Ce profil bas n’est pas seulement une affaire de taille de population: «Lire à haute voix, prendre la parole en public, est une prestation réputée difficile, en Suisse plus qu’en France et probablement à Fribourg plus qu’à Genève, observe Claire-Lise Progin. Il y a comme une gêne, clairement transmise par les adultes: j’ai vu des parents décourager leurs enfants qui voulaient s’inscrire au concours. C’est souvent les parents que je dois rassurer en premier…»
Vieille histoire que celle du complexe romand face à la prestation orale: à l’ombre du «bon français» scintillant de Paris, la posture du paysan taiseux continue de nous coller aux basques. «La culture de l’oralité, c’est ce qui nous manque, dit Christian Yerly, prof de lecture à la HEP de Fribourg et promoteur de littérature jeunesse. Quand je vois le culot avec lequel s’expriment les petits Américains, même quand ils n’ont rien d’intelligent à dire…»
On a trop mis l’accent sur l’écrit et la lecture silencieuse, observe encore le pédagogue. «On a négligé l’importance de l’oral, alors qu’il est primordial: oraliser, c’est traduire sa compréhension, c’est s’ouvrir à toutes les dimensions de la signification d’un texte. Voyez le succès d’un virtuose comme Fabrice Luchini: notre époque est en train de redécouvrir les vertus de l’oral!»
Tanja Schmidt, bibliothécaire à Francfort, a fait partie du jury d’un concours de Lesung en Allemagne: «La lecture orale est très valorisée chez nous: dans les bibliothèques, dans les écoles, les enfants passent beaucoup de temps à écouter des histoires lues et sont incités à parler et à lire à leur tour par toutes sortes de stratégies didactiques.»

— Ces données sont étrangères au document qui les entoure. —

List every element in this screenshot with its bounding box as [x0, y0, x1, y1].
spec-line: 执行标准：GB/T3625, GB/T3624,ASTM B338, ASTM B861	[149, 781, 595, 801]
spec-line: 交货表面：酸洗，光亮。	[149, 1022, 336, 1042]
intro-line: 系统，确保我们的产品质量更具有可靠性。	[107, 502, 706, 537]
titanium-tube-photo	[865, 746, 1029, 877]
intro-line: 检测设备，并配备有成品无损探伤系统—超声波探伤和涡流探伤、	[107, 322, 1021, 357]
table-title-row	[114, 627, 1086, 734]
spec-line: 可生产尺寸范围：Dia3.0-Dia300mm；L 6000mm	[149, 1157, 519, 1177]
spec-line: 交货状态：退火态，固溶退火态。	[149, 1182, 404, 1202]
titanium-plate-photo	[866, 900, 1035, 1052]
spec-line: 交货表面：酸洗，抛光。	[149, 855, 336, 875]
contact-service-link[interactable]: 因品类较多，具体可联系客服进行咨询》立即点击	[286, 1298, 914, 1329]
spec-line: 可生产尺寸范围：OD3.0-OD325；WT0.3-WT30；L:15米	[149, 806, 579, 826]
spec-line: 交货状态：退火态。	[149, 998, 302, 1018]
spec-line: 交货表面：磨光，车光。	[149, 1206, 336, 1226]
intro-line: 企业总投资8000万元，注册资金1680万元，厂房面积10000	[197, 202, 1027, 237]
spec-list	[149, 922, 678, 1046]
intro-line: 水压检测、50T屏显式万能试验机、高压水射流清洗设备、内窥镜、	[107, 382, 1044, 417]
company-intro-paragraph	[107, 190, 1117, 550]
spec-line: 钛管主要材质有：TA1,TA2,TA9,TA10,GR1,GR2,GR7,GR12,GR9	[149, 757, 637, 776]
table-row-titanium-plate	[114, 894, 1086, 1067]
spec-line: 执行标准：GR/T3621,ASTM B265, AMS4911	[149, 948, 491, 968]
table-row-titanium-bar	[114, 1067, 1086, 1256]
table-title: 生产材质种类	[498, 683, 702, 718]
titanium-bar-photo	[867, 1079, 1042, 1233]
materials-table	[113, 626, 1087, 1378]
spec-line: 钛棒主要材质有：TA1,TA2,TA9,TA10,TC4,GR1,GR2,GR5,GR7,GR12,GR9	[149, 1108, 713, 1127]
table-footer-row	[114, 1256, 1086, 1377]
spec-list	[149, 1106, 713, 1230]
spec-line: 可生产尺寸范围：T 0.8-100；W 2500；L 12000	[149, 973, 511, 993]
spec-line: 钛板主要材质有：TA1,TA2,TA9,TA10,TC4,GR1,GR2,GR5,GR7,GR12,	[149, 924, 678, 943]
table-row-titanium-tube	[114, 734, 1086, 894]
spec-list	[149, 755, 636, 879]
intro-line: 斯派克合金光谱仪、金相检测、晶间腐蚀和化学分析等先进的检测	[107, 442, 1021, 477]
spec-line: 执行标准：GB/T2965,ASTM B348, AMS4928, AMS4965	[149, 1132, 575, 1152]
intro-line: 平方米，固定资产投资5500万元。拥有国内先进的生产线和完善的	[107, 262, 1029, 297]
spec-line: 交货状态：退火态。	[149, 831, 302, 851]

Et ici, que fait l’école? Dans les intentions et sur le papier, elle fait tout juste: «Dans les années 80 déjà, l’enseignement renouvelé du français mettait l’accent sur l’activité langagière, observe Christian Yerly. Et le Plan d’études romand prévoit explicitement de valoriser l’oral.» Dans les faits, la parole reste, en classe, le parent pauvre: «C’est inscrit au programme, mais j’ai l’impression que les enfants n’acquièrent pas les outils pour faire le pas», déplore Chantal Rosa, responsable de la Bibliothèque d’Avry-sur-Matran.
Comme les autres participants à Lecture académie, Candice a pu suivre un atelier de lecture à haute voix organisé par le Théâtre des Osses. Même plus peur. De moins en moins peur.